El azúcar refinado está en el centro de la polémica. Hay quien con criterio amplio señala que, como todo, el problema puede estar en la dosis y quien sin embargo habla de ella como el gran tóxico o el “dulce veneno”. Estamos ante dos polos opuestos difíciles de conciliar.
Todos sabemos que se trata del jugo procedente de la caña o de la remolacha que se refina para obtener la sacarosa, y que por distintos procesos químicos se blanquea y cristaliza. Es el azúcar blanco que conocemos y que “oficialmente” se llama blanquilla. El azúcar moreno es el que, como mínimo tiene un 85 por 100 de sacarosa. Es de color oscuro, se presenta en cristales normalmente más grandes- según la procedencia- y tiene mayor contenido en minerales. El glacé, es una mezcla molida de azúcar blanquilla con almidón de arroz o de maíz con fosfato cálcico. Así queda un polvillo muy parecido a la harina que se utiliza para espolvorear y dar mejor presencia a bizcochos, bollos y cualquier elaboración de repostería.
También tenemos asumido que el azúcar engorda, entre otras cosas porque nos proporciona 4 calorías por gramo, que se asimilan rápidamente y que no nos aporta ninguna otra ventaja. Es decir, no tiene nutrientes.
Para dar una idea: cinco caramelos aportan las mismas calorías que una tortilla francesa de dos huevos o que tres piezas de fruta. (Alrededor de 200). Pero los caramelos no aportan más que las calorías. La tortilla y las frutas nos dan proteínas, minerales y vitaminas. Cien gramos de azúcar son 400 calorías “vacías” sobre todo, si se trata de azúcar blanquilla.

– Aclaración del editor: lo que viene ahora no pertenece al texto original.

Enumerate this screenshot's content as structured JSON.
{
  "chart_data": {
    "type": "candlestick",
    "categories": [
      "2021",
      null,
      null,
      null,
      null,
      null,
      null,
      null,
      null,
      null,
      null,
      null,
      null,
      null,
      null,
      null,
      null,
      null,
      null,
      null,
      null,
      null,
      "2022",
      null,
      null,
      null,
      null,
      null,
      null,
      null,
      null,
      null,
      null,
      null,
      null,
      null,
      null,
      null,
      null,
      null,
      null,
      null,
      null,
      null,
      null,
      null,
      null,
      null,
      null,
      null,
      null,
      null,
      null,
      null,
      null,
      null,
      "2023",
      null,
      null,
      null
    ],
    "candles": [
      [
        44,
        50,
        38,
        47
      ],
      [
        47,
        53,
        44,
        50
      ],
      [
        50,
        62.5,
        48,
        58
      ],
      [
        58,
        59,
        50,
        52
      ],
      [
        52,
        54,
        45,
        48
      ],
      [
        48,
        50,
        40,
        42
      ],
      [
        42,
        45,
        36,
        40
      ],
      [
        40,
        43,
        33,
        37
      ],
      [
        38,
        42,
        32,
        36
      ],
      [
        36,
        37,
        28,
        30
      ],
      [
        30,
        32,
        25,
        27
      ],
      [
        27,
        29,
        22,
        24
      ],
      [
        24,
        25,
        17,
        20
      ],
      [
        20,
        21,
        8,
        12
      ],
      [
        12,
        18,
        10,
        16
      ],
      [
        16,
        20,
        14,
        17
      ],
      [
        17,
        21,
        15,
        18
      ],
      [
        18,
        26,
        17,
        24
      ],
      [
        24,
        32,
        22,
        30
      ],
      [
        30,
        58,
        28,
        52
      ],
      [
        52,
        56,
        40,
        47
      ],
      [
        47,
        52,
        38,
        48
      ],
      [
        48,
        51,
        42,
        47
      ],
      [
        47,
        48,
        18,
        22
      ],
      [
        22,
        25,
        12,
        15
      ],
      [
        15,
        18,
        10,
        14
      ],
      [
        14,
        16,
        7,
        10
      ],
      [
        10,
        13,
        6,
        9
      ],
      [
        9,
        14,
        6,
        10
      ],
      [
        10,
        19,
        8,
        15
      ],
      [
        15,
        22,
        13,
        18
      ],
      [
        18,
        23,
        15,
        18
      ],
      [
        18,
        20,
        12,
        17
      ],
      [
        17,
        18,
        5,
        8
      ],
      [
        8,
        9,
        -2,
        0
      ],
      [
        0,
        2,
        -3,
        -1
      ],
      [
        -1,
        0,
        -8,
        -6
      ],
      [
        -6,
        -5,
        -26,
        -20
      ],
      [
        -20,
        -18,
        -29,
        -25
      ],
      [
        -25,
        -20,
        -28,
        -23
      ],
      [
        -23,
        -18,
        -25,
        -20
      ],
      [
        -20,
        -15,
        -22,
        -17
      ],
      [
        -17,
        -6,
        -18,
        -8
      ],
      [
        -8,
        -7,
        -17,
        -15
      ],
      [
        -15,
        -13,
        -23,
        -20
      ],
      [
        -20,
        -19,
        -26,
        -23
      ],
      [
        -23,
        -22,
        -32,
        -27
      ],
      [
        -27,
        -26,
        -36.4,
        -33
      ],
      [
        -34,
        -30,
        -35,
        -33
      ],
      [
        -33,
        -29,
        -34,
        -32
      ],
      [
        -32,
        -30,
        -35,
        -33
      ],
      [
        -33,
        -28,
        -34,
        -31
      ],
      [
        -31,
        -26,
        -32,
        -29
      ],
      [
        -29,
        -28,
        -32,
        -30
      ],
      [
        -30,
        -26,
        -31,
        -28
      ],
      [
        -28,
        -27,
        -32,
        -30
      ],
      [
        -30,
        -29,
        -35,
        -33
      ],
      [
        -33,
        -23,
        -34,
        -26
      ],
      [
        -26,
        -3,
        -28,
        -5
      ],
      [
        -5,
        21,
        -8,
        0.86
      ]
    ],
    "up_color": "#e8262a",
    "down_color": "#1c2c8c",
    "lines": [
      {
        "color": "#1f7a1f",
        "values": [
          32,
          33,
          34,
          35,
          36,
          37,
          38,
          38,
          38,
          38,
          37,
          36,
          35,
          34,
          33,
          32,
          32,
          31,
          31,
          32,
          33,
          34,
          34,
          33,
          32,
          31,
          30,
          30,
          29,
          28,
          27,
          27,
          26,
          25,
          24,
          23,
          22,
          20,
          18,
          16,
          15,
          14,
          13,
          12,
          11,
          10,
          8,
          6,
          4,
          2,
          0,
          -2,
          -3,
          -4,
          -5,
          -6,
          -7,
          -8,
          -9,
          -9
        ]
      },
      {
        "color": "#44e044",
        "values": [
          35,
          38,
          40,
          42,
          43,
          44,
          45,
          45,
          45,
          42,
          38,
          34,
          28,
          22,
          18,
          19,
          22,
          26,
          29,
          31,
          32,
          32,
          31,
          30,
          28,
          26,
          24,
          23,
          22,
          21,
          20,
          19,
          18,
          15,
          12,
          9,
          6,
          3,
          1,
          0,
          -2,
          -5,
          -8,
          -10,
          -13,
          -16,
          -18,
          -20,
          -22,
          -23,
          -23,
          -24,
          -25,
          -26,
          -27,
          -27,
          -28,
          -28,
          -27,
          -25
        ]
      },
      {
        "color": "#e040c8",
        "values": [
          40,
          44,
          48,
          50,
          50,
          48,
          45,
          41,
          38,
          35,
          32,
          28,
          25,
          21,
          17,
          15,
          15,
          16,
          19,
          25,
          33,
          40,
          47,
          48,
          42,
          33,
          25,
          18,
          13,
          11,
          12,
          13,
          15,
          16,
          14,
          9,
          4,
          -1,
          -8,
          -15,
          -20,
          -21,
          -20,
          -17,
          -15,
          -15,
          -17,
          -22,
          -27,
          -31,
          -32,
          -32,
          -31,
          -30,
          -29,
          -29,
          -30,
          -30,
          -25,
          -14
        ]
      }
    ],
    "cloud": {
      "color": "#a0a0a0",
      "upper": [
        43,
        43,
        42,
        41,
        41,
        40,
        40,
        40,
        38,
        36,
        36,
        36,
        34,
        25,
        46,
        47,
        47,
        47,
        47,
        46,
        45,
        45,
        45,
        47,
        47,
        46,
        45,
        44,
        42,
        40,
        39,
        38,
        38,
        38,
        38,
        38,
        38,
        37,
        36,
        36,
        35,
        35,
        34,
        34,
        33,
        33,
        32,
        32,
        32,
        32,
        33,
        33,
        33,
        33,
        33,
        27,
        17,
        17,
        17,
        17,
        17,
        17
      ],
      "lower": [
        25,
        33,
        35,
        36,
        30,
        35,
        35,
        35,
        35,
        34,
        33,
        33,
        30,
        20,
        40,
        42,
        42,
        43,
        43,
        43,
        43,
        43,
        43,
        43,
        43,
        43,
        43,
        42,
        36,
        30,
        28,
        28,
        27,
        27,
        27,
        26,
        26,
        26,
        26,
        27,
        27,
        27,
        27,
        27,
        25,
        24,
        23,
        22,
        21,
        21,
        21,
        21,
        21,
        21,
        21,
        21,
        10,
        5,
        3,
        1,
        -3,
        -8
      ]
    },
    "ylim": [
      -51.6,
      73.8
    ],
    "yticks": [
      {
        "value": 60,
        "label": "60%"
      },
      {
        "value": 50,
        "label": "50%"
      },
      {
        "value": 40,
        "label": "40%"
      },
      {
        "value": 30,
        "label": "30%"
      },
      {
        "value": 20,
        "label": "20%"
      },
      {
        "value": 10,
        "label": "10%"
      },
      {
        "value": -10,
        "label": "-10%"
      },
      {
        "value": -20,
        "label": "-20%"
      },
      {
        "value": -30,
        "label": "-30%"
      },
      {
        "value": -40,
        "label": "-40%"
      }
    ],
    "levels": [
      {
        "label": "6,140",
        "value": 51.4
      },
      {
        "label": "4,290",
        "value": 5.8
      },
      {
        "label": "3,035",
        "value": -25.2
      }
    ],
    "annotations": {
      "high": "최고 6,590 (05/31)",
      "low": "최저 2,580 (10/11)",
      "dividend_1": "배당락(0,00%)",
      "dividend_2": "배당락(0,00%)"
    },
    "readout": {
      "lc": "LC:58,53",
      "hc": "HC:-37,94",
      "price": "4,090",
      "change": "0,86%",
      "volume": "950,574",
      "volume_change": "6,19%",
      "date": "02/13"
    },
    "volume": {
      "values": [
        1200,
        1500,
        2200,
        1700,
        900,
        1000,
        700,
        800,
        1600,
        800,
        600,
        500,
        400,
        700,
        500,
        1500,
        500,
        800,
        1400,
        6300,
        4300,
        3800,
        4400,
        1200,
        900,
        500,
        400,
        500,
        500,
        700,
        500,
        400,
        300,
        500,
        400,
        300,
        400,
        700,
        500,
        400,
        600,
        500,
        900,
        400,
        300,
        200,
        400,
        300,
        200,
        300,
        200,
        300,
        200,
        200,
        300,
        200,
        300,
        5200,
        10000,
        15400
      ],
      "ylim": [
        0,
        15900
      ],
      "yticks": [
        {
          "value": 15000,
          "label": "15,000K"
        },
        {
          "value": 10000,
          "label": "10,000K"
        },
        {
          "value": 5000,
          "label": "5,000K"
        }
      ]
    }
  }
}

Bien es verdad que posee un cierto efecto saciante y para algunas personas resulta antidepresiva.
Sin embargo, en la actual polémica se destacan otros graves inconvenientes del azúcar refinado. Por ejemplo, que para metabolizarse necesita calcio y por tanto puede desmineralizar el hueso; además, exige vitamina B que la secuestra del organismo. Sus enemigos señalan por otra parte, que la ingestión de azúcar obliga a un aporte extra de insulina y un trabajo extra del páncreas. Si el consumo es frecuente, reclama demasiada actividad al páncreas que acaba por “cansarse” con el riesgo de llegar a la ineficacia y de que aparezca resistencia a la insulina. Y ese es el camino para la diabetes tipo 2.
Otros autores hablan de ella como una “droga” que puede ser adictiva y hay quien señala que es además, tóxica por el daño que hace al hígado.
Sin embargo otros especialistas argumentan que no se trata de adicción sino que es una preferencia por los gustos adquiridos en la infancia (la leche materna es ligeramente dulce).
Y claro otro de los argumentos que se esgrimen es que el consumo de azúcar refinado es una de las razones del aumento de la epidemia de obesidad que padecen los países occidentales.
Sin embargo, ante las voces alarmistas parece imponerse el criterio más ecuánime de que todo depende de la dosis y que un consumo moderado de azúcar no contribuye tanto a la obesidad como podrían hacerlo las grasas. (No olvidemos que un gramo de grasa nos proporciona 9 calorías y uno de azúcar, 4). Y que la obesidad tiene un origen multifactorial y depende entre otras cosas de TODA una dieta y no solo de la mínima proporción de azúcar que se pueda ingerir.
En definitiva: sin abusos, un consumo moderado y espaciado de azúcar no parece tener una incidencia seria en la salud.